I believe last night I had a breakthrough on my turquoise green painting (The Turquoise Green Angel). I don’t know what name I am going to give to the work yet, but there is a lean boyish torso with a hard on penetrating the crying angel on the canvas now. Some names for the painting to consider might have the word “penetration” in it.
This painting, it feels like, could set mood for a series of paintings, which is exciting. To feel how my hand was drawing lines last night was even more exciting. It was an intense, I want to say thirty minutes, which felt really great. I was exhausted and had to lie down after the work I did on the canvas. There are still a few places I need to make decisions about. I should say, this creative burst happened after I allowed myself not to think about, but feel the painting.

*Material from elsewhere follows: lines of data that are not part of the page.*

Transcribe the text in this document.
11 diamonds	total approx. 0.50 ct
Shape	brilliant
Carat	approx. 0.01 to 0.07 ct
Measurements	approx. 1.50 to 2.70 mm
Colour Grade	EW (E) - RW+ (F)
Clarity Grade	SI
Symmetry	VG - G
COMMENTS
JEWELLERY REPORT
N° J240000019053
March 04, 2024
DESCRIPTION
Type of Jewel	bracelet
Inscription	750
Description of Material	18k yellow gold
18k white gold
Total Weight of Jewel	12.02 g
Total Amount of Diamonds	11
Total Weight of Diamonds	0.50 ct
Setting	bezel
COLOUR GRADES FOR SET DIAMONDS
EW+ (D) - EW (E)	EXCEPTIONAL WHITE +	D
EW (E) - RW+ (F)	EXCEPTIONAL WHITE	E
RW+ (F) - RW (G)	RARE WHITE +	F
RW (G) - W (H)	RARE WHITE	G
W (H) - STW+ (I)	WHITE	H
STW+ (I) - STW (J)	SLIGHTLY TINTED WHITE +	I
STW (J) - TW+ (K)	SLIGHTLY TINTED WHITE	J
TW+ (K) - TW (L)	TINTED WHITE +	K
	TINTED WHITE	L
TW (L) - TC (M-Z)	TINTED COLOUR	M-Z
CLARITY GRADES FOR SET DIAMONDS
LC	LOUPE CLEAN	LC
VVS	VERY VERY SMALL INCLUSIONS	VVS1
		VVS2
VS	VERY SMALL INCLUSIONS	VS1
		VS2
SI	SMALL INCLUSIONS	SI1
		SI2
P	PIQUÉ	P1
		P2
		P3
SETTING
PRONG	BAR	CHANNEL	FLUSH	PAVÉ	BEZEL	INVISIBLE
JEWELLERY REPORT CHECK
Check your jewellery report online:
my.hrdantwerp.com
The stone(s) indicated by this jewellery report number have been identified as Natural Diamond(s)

Now I am trying to find some kind of logic behind each line I drew then and I am already getting into my head with all this overthinking. I need to trust myself more and just go for whatever I feel like going for.
It is interesting how large size canvases allow me to be more expressive with my lines, meaning, I can draw them using my whole body. The movement becomes a dance of some sorts where my hand just keeps moving, following my emotional body’s music.

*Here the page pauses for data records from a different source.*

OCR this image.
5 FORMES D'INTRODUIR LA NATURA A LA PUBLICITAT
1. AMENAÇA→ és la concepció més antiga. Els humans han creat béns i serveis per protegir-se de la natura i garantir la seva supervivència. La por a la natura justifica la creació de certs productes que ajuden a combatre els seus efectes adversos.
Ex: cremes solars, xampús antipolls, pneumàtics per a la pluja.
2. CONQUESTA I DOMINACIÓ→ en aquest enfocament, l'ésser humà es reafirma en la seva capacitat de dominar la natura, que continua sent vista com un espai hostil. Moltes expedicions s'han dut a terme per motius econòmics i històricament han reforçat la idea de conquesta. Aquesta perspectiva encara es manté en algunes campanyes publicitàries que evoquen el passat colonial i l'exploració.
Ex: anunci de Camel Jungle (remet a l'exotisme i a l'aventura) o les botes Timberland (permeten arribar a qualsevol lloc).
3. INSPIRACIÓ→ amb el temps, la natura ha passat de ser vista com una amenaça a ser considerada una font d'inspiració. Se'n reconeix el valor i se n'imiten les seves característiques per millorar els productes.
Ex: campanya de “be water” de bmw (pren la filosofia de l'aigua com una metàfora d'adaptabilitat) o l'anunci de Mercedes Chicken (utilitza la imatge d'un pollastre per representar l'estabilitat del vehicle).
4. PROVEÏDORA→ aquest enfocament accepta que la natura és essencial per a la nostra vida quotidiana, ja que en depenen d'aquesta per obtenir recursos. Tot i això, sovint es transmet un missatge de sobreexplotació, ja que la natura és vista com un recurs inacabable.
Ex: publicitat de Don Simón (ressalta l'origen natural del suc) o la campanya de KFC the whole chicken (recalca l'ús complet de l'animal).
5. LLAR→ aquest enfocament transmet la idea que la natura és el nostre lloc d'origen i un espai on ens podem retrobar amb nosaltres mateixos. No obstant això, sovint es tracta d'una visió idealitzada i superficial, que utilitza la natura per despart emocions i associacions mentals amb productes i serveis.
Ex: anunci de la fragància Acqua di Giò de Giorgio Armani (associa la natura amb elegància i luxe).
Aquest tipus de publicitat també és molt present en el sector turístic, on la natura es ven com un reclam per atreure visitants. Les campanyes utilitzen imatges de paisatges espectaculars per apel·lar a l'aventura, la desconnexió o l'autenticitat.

I tried to “clean” lines on The Hooker’s Green Hue Dog, but then I realized I was doing something I didn’t need to do, because I liked those lines just the way they were. So I put my whatever was in my hands down and let the lines be. This indicated a moment which is crucial while painting. You could “clean” those lines forever and never finish a painting, because while cleaning one line another one might appear and you could find yourself adding lines where they should not be.

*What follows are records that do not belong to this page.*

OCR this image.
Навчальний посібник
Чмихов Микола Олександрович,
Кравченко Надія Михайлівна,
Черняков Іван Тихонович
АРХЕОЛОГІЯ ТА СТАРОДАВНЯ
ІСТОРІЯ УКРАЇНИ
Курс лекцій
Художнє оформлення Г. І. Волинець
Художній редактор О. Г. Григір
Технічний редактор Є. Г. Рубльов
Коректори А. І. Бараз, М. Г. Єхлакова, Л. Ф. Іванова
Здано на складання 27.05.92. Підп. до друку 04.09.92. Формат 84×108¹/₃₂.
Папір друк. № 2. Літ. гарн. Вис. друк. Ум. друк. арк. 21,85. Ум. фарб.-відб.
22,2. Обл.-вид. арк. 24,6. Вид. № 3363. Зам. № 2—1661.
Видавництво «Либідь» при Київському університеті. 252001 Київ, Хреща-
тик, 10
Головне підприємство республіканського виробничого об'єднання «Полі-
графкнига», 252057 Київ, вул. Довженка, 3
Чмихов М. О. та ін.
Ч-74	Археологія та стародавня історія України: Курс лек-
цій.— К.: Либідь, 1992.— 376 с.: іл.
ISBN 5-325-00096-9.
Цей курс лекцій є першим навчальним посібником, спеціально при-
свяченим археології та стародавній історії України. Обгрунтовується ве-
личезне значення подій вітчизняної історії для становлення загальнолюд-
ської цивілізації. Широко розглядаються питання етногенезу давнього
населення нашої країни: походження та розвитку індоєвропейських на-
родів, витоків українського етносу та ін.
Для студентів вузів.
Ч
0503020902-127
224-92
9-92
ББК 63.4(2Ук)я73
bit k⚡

I thought I “was ready” to work on My Mom as the Guardian Angel of Angels, but it felt like I still need to live with the painting on my wall for a bit. There is this feeling of that “I know what needs to be done on the canvas,” but I am going to listen to my creative emotion and follow my gut, which right now is leading me towards the turquoise green painting and is giving me lines I was missing on it, so I am all good and dandy with this decision.
Originally written on 11-9-17
Last night I found new lines and new faces on my large turquoise green painting (The Turquoise Green Angel). The faces are of fear. They are scull-like symbols of death. The fun part in this “find” is that this fear of death is penetrated by an angel. This is the theme of the painting. It came perfectly timed with the nature, because today the temperatures dropped to single digits in Fahrenheit (-10 C) and the wind is “penetrating” the fall and all around.